Cure models in survival analysis need systematic checks with clinical judgment and Kaplan-Meier inspection before fitting.

A machine-rendered reading of the paper's core claim, the machinery that carries it, and where it could break.

This paper presents a tutorial for deciding when cure models are appropriate in survival analysis. Traditional models assume everyone experiences the event, but in cases with curative therapies some individuals may never experience it. The authors describe a procedure combining clinical judgment, visual inspection of Kaplan-Meier curves, and quantitative evaluation to confirm identifiability conditions. They illustrate it with data from an acute myeloid leukemia trial and other hematopoietic cell transplantation datasets.
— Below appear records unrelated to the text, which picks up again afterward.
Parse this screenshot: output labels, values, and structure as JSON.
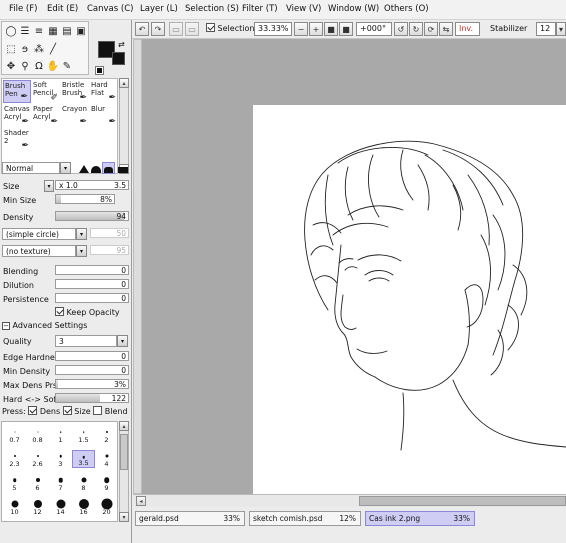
{
  "menu": [
    "File (F)",
    "Edit (E)",
    "Canvas (C)",
    "Layer (L)",
    "Selection (S)",
    "Filter (T)",
    "View (V)",
    "Window (W)",
    "Others (O)"
  ],
  "toolbar": {
    "selection_label": "Selection",
    "zoom": "33.33%",
    "rotation": "+000°",
    "invert_label": "Inv.",
    "stabilizer_label": "Stabilizer",
    "stabilizer_value": "12"
  },
  "brushes": [
    {
      "l1": "Brush",
      "l2": "Pen",
      "selected": true
    },
    {
      "l1": "Soft",
      "l2": "Pencil",
      "selected": false
    },
    {
      "l1": "Bristle",
      "l2": "Brush",
      "selected": false
    },
    {
      "l1": "Hard",
      "l2": "Flat",
      "selected": false
    },
    {
      "l1": "Canvas",
      "l2": "Acryl",
      "selected": false
    },
    {
      "l1": "Paper",
      "l2": "Acryl",
      "selected": false
    },
    {
      "l1": "Crayon",
      "l2": "",
      "selected": false
    },
    {
      "l1": "Blur",
      "l2": "",
      "selected": false
    },
    {
      "l1": "Shader",
      "l2": "2",
      "selected": false
    }
  ],
  "blend_mode": "Normal",
  "props": {
    "size_label": "Size",
    "size_mult": "x 1.0",
    "size_value": "3.5",
    "min_size_label": "Min Size",
    "min_size_value": "8%",
    "min_size_fraction": 0.08,
    "density_label": "Density",
    "density_value": "94",
    "density_fraction": 0.94,
    "shape": "(simple circle)",
    "shape_value": "50",
    "texture": "(no texture)",
    "texture_value": "95",
    "blending_label": "Blending",
    "blending_value": "0",
    "dilution_label": "Dilution",
    "dilution_value": "0",
    "persistence_label": "Persistence",
    "persistence_value": "0",
    "keep_opacity_label": "Keep Opacity",
    "advanced_label": "Advanced Settings",
    "quality_label": "Quality",
    "quality_value": "3",
    "edge_label": "Edge Hardness",
    "edge_value": "0",
    "min_density_label": "Min Density",
    "min_density_value": "0",
    "max_dens_label": "Max Dens Prs.",
    "max_dens_value": "3%",
    "max_dens_fraction": 0.03,
    "hard_soft_label": "Hard <-> Soft",
    "hard_soft_value": "122",
    "hard_soft_fraction": 0.61,
    "press_label": "Press:",
    "press_dens": "Dens",
    "press_size": "Size",
    "press_blend": "Blend"
  },
  "size_grid": [
    {
      "label": "0.7",
      "d": 1
    },
    {
      "label": "0.8",
      "d": 1
    },
    {
      "label": "1",
      "d": 1.5
    },
    {
      "label": "1.5",
      "d": 1.5
    },
    {
      "label": "2",
      "d": 2
    },
    {
      "label": "2.3",
      "d": 2
    },
    {
      "label": "2.6",
      "d": 2
    },
    {
      "label": "3",
      "d": 2.5
    },
    {
      "label": "3.5",
      "d": 2.5,
      "sel": true
    },
    {
      "label": "4",
      "d": 3
    },
    {
      "label": "5",
      "d": 3.5
    },
    {
      "label": "6",
      "d": 4
    },
    {
      "label": "7",
      "d": 4.5
    },
    {
      "label": "8",
      "d": 5
    },
    {
      "label": "9",
      "d": 5.5
    },
    {
      "label": "10",
      "d": 7
    },
    {
      "label": "12",
      "d": 8
    },
    {
      "label": "14",
      "d": 9
    },
    {
      "label": "16",
      "d": 10
    },
    {
      "label": "20",
      "d": 11
    }
  ],
  "tabs": [
    {
      "name": "gerald.psd",
      "pct": "33%",
      "active": false
    },
    {
      "name": "sketch comish.psd",
      "pct": "12%",
      "active": false
    },
    {
      "name": "Cas ink 2.png",
      "pct": "33%",
      "active": true
    }
  ],
  "colors": {
    "selection_highlight": "#cfcdf4",
    "canvas_bg": "#a9a9a9",
    "invert_red": "#c0392b"
  }
}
Following this approach allows for more reliable estimates and better clinical decisions.

Core claim

The paper claims that a systematic procedure integrating clinical judgment, Kaplan-Meier curve inspection, and quantitative evaluation can determine whether cure models are appropriate for a given dataset, as shown in the worked example from a randomized clinical trial in acute myeloid leukemia and summarized findings from hematopoietic cell transplantation datasets.

What carries the argument

A systematic evaluation procedure that combines clinical judgment with visual inspection of Kaplan-Meier curves and quantitative metrics to assess cure model identifiability.

If this is right

Researchers avoid inappropriate application of cure models that leads to invalid estimates.
Survival analysis in curative therapy contexts becomes more reliable.
Clinical decision-making improves based on valid model parameters.
Practical guidance emerges for datasets like those in hematopoietic cell transplantation.
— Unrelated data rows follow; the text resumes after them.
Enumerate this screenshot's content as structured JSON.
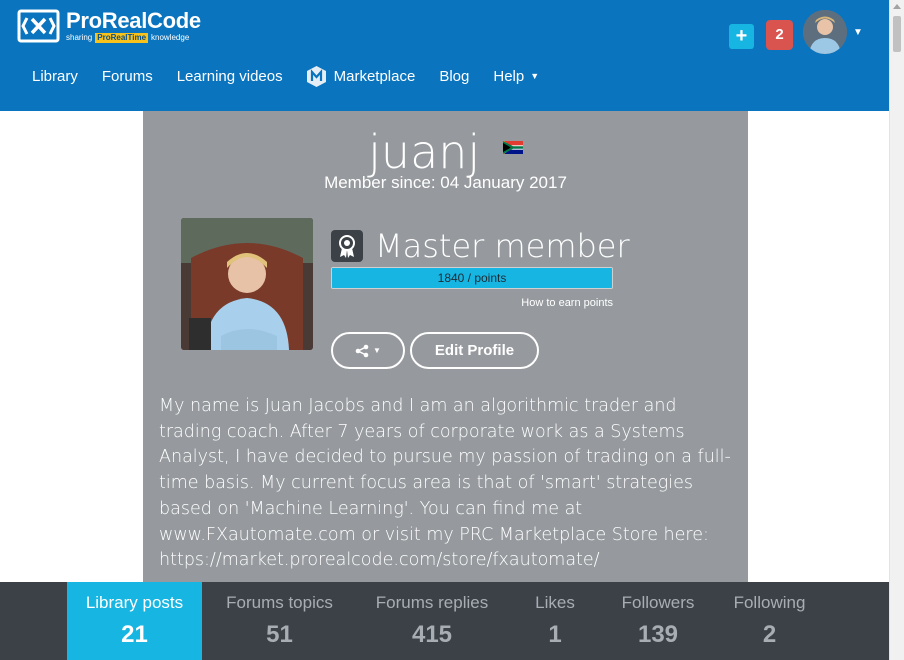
{
  "brand": {
    "name": "ProRealCode",
    "tagline_pre": "sharing",
    "tagline_highlight": "ProRealTime",
    "tagline_post": "knowledge",
    "color": "#0a74be",
    "accent": "#17b5e2"
  },
  "header": {
    "add_label": "+",
    "notifications_count": "2"
  },
  "nav": {
    "items": [
      {
        "label": "Library"
      },
      {
        "label": "Forums"
      },
      {
        "label": "Learning videos"
      },
      {
        "label": "Marketplace",
        "icon": "marketplace-m-icon"
      },
      {
        "label": "Blog"
      },
      {
        "label": "Help",
        "icon": "caret-down-icon"
      }
    ]
  },
  "profile": {
    "username": "juanj",
    "country_flag": "south-africa-flag-icon",
    "member_since": "Member since: 04 January 2017",
    "rank": "Master member",
    "points_text": "1840 / points",
    "points_progress": 1.0,
    "earn_link": "How to earn points",
    "edit_button": "Edit Profile",
    "bio": "My name is Juan Jacobs and I am an algorithmic trader and trading coach. After 7 years of corporate work as a Systems Analyst, I have decided to pursue my passion of trading on a full-time basis. My current focus area is that of 'smart' strategies based on 'Machine Learning'. You can find me at www.FXautomate.com or visit my PRC Marketplace Store here: https://market.prorealcode.com/store/fxautomate/"
  },
  "stats": [
    {
      "label": "Library posts",
      "value": "21",
      "active": true
    },
    {
      "label": "Forums topics",
      "value": "51"
    },
    {
      "label": "Forums replies",
      "value": "415"
    },
    {
      "label": "Likes",
      "value": "1"
    },
    {
      "label": "Followers",
      "value": "139"
    },
    {
      "label": "Following",
      "value": "2"
    }
  ]
}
Where Pith is reading between the lines

These are editorial extensions of the paper, not claims the author makes directly.

The method could be adapted to other medical fields with potential long-term survivors.
It highlights the need for identifiability checks in other advanced statistical models.
Standardizing this evaluation might reduce misuse of cure models in published research.

Load-bearing premise

Clinical judgment combined with Kaplan-Meier visual inspection and quantitative evaluation can reliably confirm the identifiability conditions for valid cure model estimation across diverse datasets.

What would settle it

A dataset where the proposed evaluation procedure approves cure modeling but subsequent fitting reveals non-identifiable parameters or unstable estimates.

read the original abstract

In survival analysis, traditional models assume all individuals will eventually experience the event of interest. However, advances in therapeutics have led to multiple clinical contexts with potentially curative therapies, and in these contexts, certain individuals may never experience the event. Statisticians have developed cure models as a methodology to address this challenge. Nonetheless, despite significant statistical advances in cure models, we have seen more limited uptake in biomedical applications, and we hypothesize that this is caused by limited guidance in the appropriate application of cure models. Cure models require specific identifiability conditions for valid parameter estimation, and previous reports have demonstrated significant issues with the inappropriate application of cure models. Existing tutorials for cure models focus on model implementation and either assume or provide only limited guidance on whether cure modeling is appropriate for the given dataset. This tutorial addresses this gap by describing a systematic procedure that integrates clinical judgment, visual inspection of Kaplan-Meier curves, and quantitative evaluation. We provide a worked example using data from a randomized clinical trial in acute myeloid leukemia, and we also summarize findings from a series of other datasets of hematopoietic cell transplantation to suggest broad practical guidance for choosing to apply cure models. By systematically evaluating cure model appropriateness before fitting these models, researchers can achieve more reliable survival analysis and improved clinical decision-making.

Editorial analysis

A structured set of objections, weighed in public.

Desk editor's note, referee report, simulated authors' rebuttal, and a circularity audit. Tearing a paper down is the easy half of reading it; the pith above is the substance, this is the friction.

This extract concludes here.